Platt: Not a lumberjack, and I’m OK
Well, what a relief.
This year, the job of newspaper reporter doesn’t rank all the way at the bottom of CareerCast.com’s list of the top 200 jobs.
Instead, it’s apparently just almost the worst job, squeaking in ahead of lumberjack based on work environment, stress and hiring outlook.
The best jobs, if we’re to believe the website, include mathematician, tenured university professor, statistician and actuary. The perfect career, I guess, would be a math professor with a side job in the insurance industry.
Print journalism might be a shadow of what it was even 22 years ago when I started my professional career in Florida, but I still enjoy the important work of informing the community about what’s going on. At The Herald-Sun, we remain committed to providing intensely local coverage – the sort of news you’re not liable to find on CNN.com or Huffington Post, but still important to readers here in Durham.
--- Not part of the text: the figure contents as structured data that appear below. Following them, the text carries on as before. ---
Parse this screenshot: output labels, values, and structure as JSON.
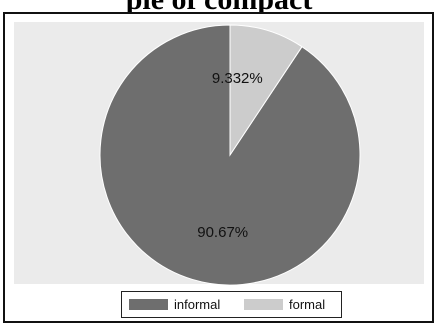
{
  "figure": {
    "top_title_partial": "pie of compact"
  },
  "chart_data": {
    "type": "pie",
    "title": "",
    "start_angle_deg": 90,
    "direction": "counterclockwise",
    "slices": [
      {
        "name": "informal",
        "value": 90.67,
        "label": "90.67%",
        "color": "#6e6e6e"
      },
      {
        "name": "formal",
        "value": 9.332,
        "label": "9.332%",
        "color": "#cccccc"
      }
    ],
    "legend": {
      "placement": "bottom",
      "entries": [
        "informal",
        "formal"
      ]
    },
    "plot_background": "#ebebeb"
  }
}
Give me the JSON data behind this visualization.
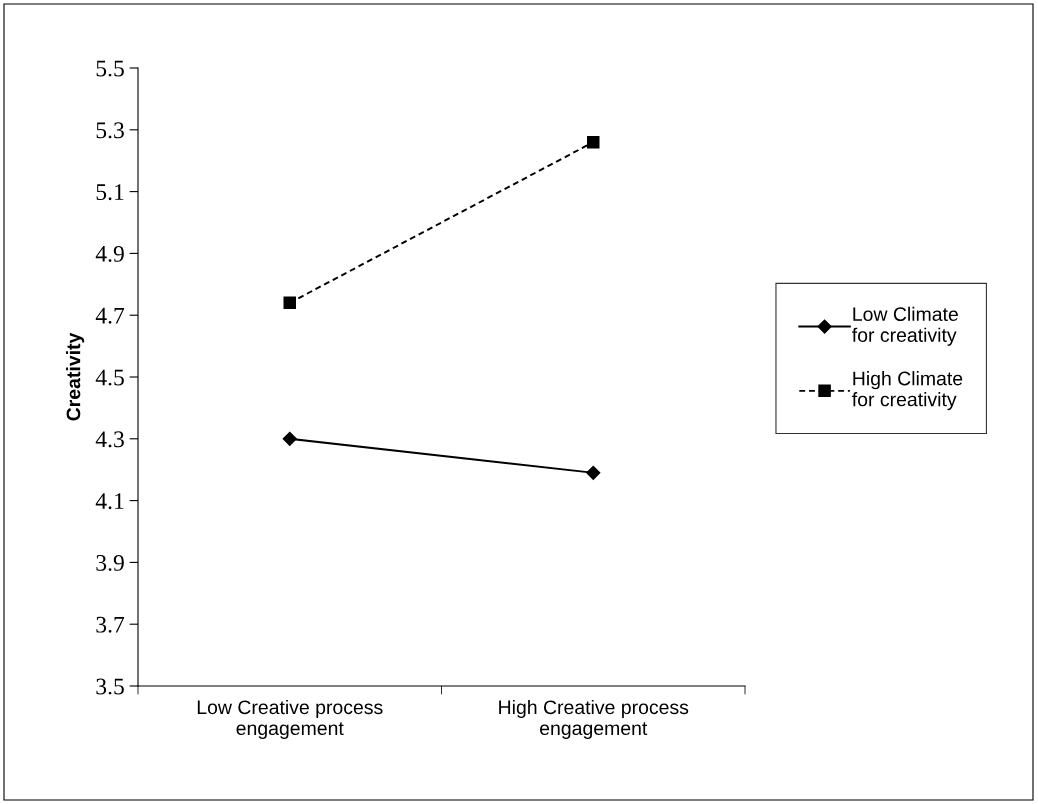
{
  "chart_data": {
    "type": "line",
    "ylabel": "Creativity",
    "categories": [
      "Low Creative process\nengagement",
      "High Creative process\nengagement"
    ],
    "series": [
      {
        "name": "Low Climate\nfor creativity",
        "color": "#000000",
        "values": [
          4.3,
          4.19
        ],
        "marker": "diamond",
        "line_style": "solid"
      },
      {
        "name": "High Climate\nfor creativity",
        "color": "#000000",
        "values": [
          4.74,
          5.26
        ],
        "marker": "square",
        "line_style": "dashed"
      }
    ],
    "ylim": [
      3.5,
      5.5
    ],
    "yticks": [
      {
        "value": 3.5,
        "label": "3.5"
      },
      {
        "value": 3.7,
        "label": "3.7"
      },
      {
        "value": 3.9,
        "label": "3.9"
      },
      {
        "value": 4.1,
        "label": "4.1"
      },
      {
        "value": 4.3,
        "label": "4.3"
      },
      {
        "value": 4.5,
        "label": "4.5"
      },
      {
        "value": 4.7,
        "label": "4.7"
      },
      {
        "value": 4.9,
        "label": "4.9"
      },
      {
        "value": 5.1,
        "label": "5.1"
      },
      {
        "value": 5.3,
        "label": "5.3"
      },
      {
        "value": 5.5,
        "label": "5.5"
      }
    ],
    "grid": false,
    "legend": "right"
  }
}
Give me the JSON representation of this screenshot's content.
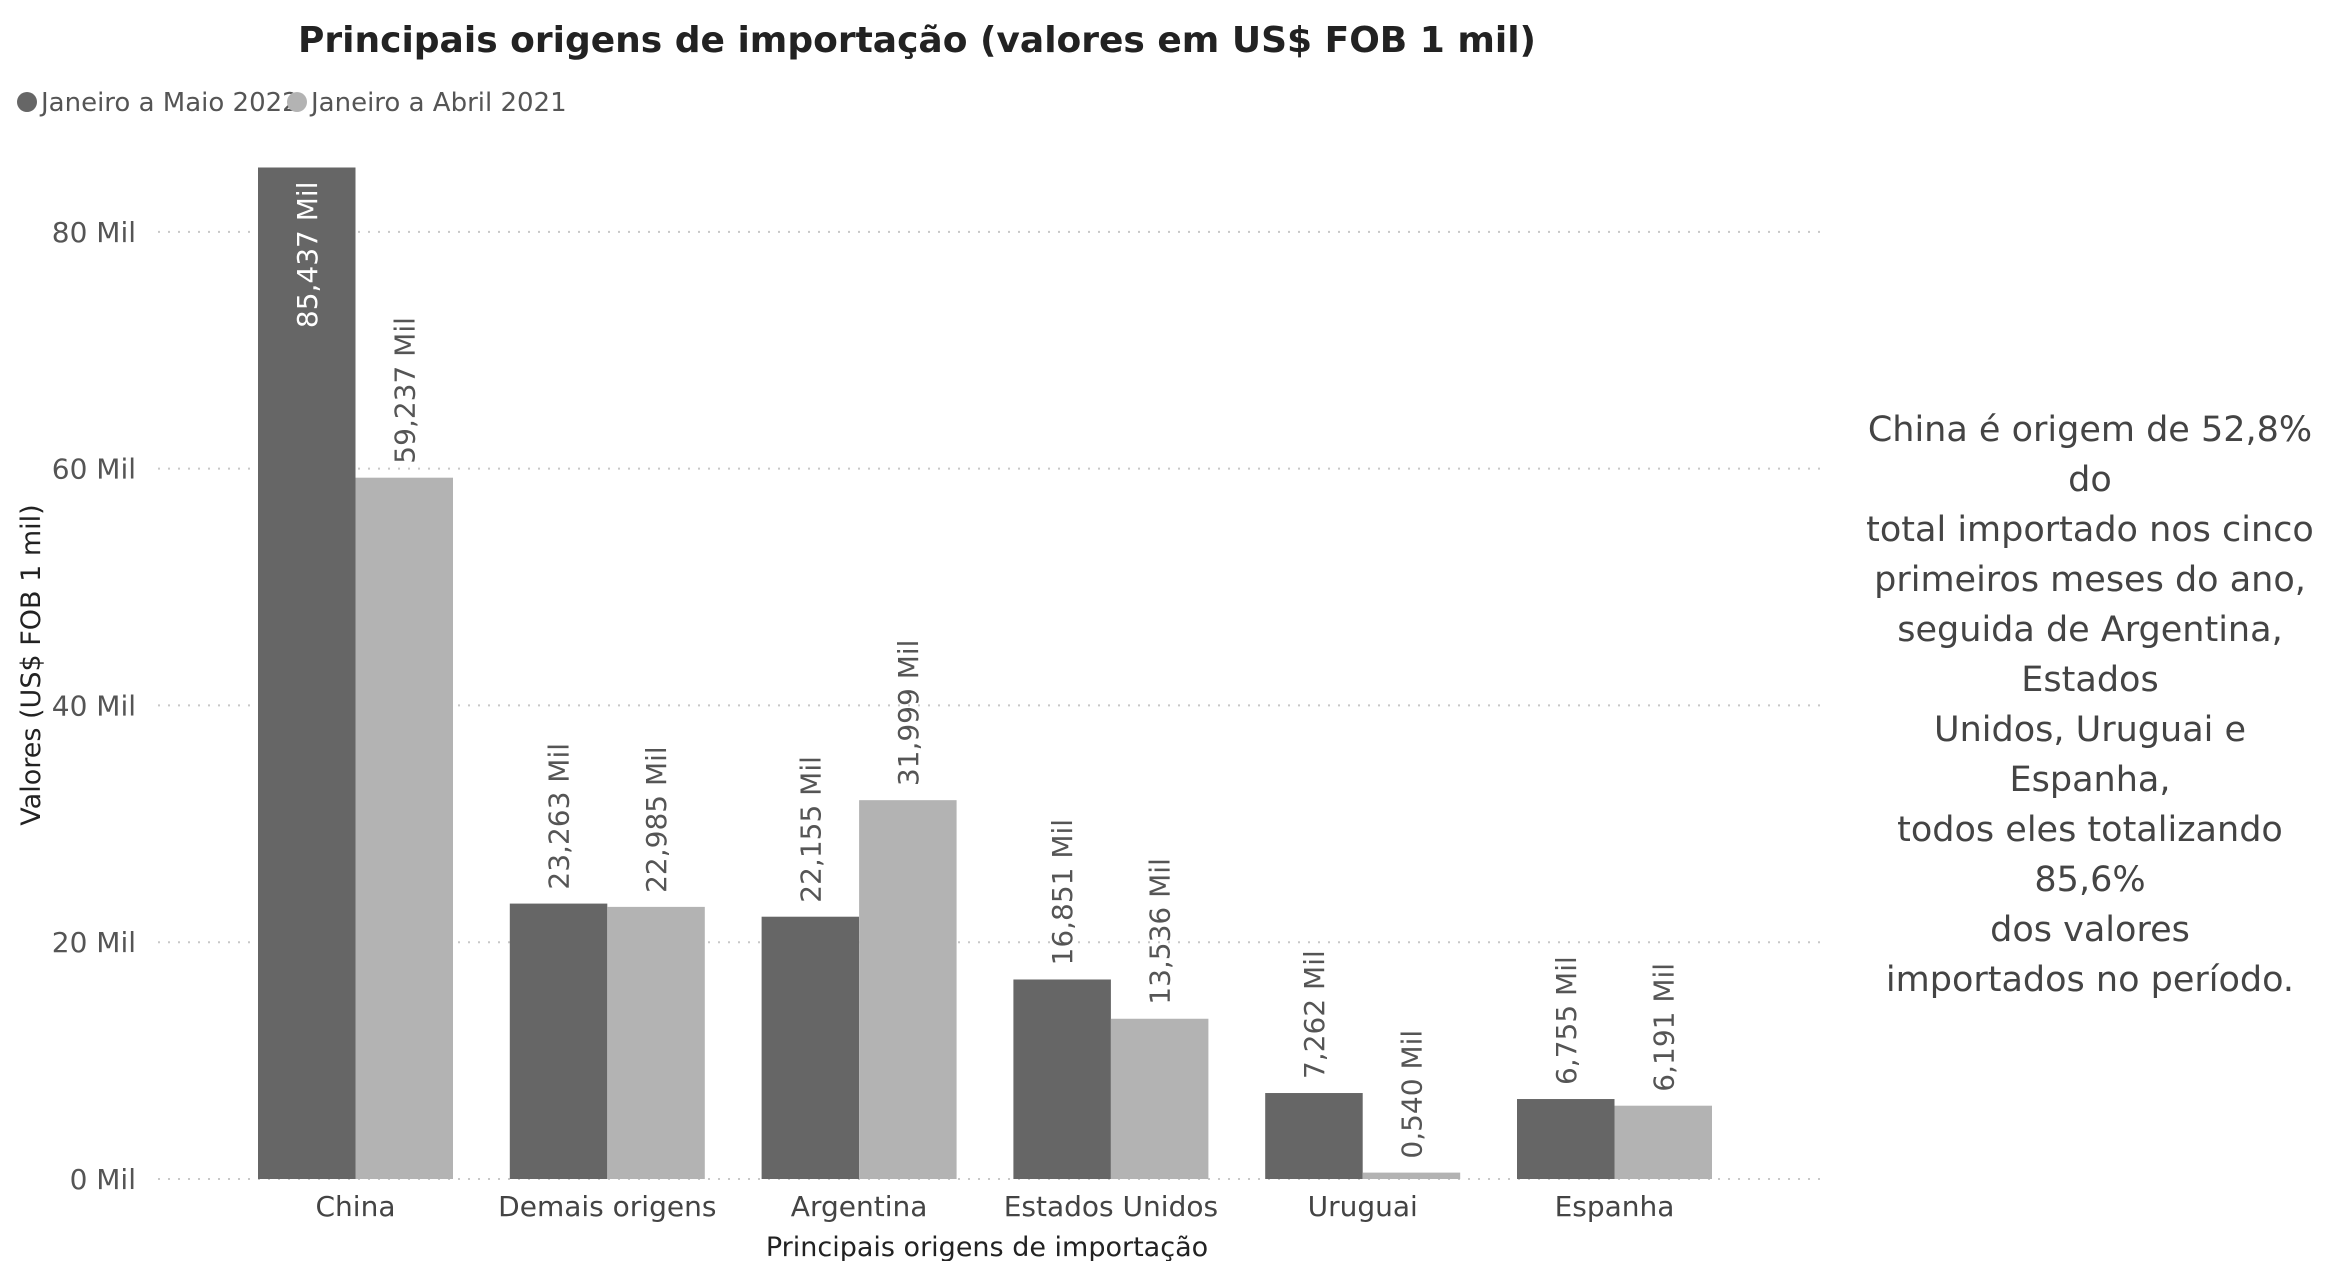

I don’t think the continued evolutionary shift from print to digital has to change that mission. Nor does how we deliver the news make our job – low-ranking as it might be on someone’s list – any less critical.
I perused the list and realized that, in truth, I’ve actually served in several capacities at The Herald-Sun during the past couple of years. I’ve been a reporter, an editor, an occasional photojournalist and a web developer working on our site at heraldsun.com. All those jobs show up on the list. If I take their average (remember, I’m no mathematician), my job here falls somewhere around 138 – ahead of public relations executive, sewage plant operator and air-traffic controller, but still behind such pleasant jobs as janitor, maid and dishwasher.
I guess I’ll take what I can get.
Not so long ago, I had the chance to speak to some students in an after-school program at Githens Middle School in Durham about my work as both a journalist and a computer game designer.
It should come as no surprise that most of them wanted to know more about video games than a future in newspapers.
But they did ask what important subjects they should pay special attention to in school.
My answer, which came weeks before that list was released: Math.
And I meant it. My greatest regret from my education in both high school and college is that I didn’t take math more seriously. It didn’t interest me the way that civics, history and writing did, so I took only the bare minimum. The resulting grades in those classes were predictably mediocre.
If I had it to do over again, though, I’d apply my mind to learning mathematics, which would open the door to computer programming, data-driven journalism and so much more.